Loomba and colleagues noted that larger trials of semaglutide in this arena are needed.

"The phase IIb ATLAS trial indicated that a combination of cilofexor and firsocostat led to improvements in MASH activity and a reduction in fibrosis score in patients with bridging fibrosis or compensated cirrhosis (F3–4)," they wrote. "A combination of these treatments with semaglutide is currently under investigation (NCT04971785)."

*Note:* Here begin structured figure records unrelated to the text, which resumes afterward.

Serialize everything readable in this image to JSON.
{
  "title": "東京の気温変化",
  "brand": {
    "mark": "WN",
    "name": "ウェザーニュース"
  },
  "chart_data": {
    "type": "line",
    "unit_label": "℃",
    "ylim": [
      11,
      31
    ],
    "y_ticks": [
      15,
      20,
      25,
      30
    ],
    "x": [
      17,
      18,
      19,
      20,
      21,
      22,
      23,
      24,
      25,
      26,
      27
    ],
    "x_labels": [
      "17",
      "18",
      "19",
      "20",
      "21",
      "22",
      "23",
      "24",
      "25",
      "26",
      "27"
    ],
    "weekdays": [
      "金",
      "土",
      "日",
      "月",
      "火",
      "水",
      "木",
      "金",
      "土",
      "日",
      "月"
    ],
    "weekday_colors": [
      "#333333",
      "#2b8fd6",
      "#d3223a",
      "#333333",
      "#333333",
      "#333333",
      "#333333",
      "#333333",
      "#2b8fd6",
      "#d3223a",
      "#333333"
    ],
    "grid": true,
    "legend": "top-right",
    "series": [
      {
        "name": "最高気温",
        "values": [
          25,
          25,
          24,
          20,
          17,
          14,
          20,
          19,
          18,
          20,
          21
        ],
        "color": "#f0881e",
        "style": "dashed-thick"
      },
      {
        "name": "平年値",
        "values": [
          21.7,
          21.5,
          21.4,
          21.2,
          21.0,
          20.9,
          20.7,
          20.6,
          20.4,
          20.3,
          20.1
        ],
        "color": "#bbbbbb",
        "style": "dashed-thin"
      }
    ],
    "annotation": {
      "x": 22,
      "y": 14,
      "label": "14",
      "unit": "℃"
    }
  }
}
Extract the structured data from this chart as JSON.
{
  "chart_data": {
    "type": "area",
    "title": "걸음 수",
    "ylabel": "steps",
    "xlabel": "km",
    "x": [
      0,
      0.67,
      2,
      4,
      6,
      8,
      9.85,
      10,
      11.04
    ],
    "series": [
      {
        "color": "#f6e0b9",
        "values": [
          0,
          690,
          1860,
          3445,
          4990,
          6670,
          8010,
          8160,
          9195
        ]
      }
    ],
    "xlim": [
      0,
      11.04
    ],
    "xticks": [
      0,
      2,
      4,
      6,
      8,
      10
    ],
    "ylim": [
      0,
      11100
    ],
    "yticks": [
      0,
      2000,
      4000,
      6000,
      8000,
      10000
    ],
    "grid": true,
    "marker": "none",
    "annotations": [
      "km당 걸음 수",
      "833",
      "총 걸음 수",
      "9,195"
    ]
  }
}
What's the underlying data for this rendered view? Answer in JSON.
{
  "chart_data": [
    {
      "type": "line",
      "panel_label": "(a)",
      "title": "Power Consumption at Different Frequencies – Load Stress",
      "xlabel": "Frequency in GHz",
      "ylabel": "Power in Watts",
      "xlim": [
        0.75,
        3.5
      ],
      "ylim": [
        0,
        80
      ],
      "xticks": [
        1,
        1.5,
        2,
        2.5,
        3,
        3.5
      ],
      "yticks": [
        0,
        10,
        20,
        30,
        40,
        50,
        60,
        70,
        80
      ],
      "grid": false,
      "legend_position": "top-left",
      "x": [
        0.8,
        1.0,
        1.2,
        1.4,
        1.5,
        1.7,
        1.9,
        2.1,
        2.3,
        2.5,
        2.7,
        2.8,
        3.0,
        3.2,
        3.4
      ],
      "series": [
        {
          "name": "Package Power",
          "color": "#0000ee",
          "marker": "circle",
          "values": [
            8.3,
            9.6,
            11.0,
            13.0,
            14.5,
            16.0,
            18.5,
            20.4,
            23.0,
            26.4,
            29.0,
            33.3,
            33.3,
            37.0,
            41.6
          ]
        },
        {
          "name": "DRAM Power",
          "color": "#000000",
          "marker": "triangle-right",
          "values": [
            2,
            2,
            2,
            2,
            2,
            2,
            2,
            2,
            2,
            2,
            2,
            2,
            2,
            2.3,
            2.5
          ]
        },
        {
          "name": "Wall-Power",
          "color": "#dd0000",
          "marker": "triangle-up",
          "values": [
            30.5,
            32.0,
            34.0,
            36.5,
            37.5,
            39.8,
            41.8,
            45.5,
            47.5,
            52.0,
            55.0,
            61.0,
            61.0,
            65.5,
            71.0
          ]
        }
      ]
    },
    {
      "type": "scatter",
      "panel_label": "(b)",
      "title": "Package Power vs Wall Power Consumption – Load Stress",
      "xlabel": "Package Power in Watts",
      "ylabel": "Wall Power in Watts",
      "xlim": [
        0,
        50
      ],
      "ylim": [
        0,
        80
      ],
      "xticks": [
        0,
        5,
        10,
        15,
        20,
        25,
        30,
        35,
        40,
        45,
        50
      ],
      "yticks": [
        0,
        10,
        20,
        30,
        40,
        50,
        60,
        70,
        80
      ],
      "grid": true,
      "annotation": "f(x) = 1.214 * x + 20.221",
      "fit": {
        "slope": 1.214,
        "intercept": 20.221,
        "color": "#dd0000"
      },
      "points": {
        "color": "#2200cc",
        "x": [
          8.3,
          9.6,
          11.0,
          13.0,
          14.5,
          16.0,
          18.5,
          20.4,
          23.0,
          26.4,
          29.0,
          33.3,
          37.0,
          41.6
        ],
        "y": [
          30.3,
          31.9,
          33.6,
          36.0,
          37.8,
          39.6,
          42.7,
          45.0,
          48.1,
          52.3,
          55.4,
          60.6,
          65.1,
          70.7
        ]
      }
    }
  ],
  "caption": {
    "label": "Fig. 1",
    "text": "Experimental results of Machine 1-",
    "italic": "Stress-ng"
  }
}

Loomba et al acknowledged some trial limitations, namely "the use of a single pathologist to assess histology slides, which were permitted to be up to 12 months or 360 days old, with no re-read of baseline assessments at the end of trial. This approach was originally intended to evaluate secondary histology endpoints only. When the primary endpoint was changed during the trial, it was not feasible to alter the pathology procedures," they wrote. They also noted that the trial was conducted during the Covid-19 pandemic, which impacted both treatment arms, with resultant telephone or remote visits.

The study by Loomba et al was funded by Novo Nordisk.

Loomba is co-founder of LipoNexus Inc, and a consultant to Aardvark Therapeutics, Altimmune, Anylam/Regeneron, AmgenArrowhead Pharmaceuticals, AstraZeneca, Bristol Myers Squibb, CohBar, Eli Lilly, Galmed, Gilead, Glympse bio, Hightide, Inipharma, Intercept, Inventiva, Ionis, Janssen, Madrigal, Metacrine, NGM Biopharmaceuticals, Novartis, Novo Nordisk, Merck, Pfizer, Sagimet, Theratechnologies, 89bio, Terns Pharmaceuticals, and Viking Therapeutics. In addition, his institutions have received research grants from Arrowhead Pharmaceuticals, AstraZeneca, Boehringer Ingelheim, Bristol Myers Squibb, Eli Lilly, Galectin Therapeutics, Galmed Pharmaceuticals, Gilead, Hanmi, Intercept, Inventiva, Ionis, Janssen, Madrigal Pharmaceuticals, Merck, NGM Biopharmaceuticals, Novo Nordisk, Pfizer, Sonic Incytes, and Terns Pharmaceuticals.

Bril had no disclosures.

Loomba R, et al "Semaglutide 2.4 mg once weekly in patients with non-alcoholic steatohepatitis-related cirrhosis: A randomised, placebo-controlled phase 2 trial" Lancet Gastroenterol Hepatol 2023; 8: 511–522.

Bril F "Semaglutide in NASH-related cirrhosis: too late to the party?" Lancet Gastroenterol Hepatol 2023; 8: 494-495.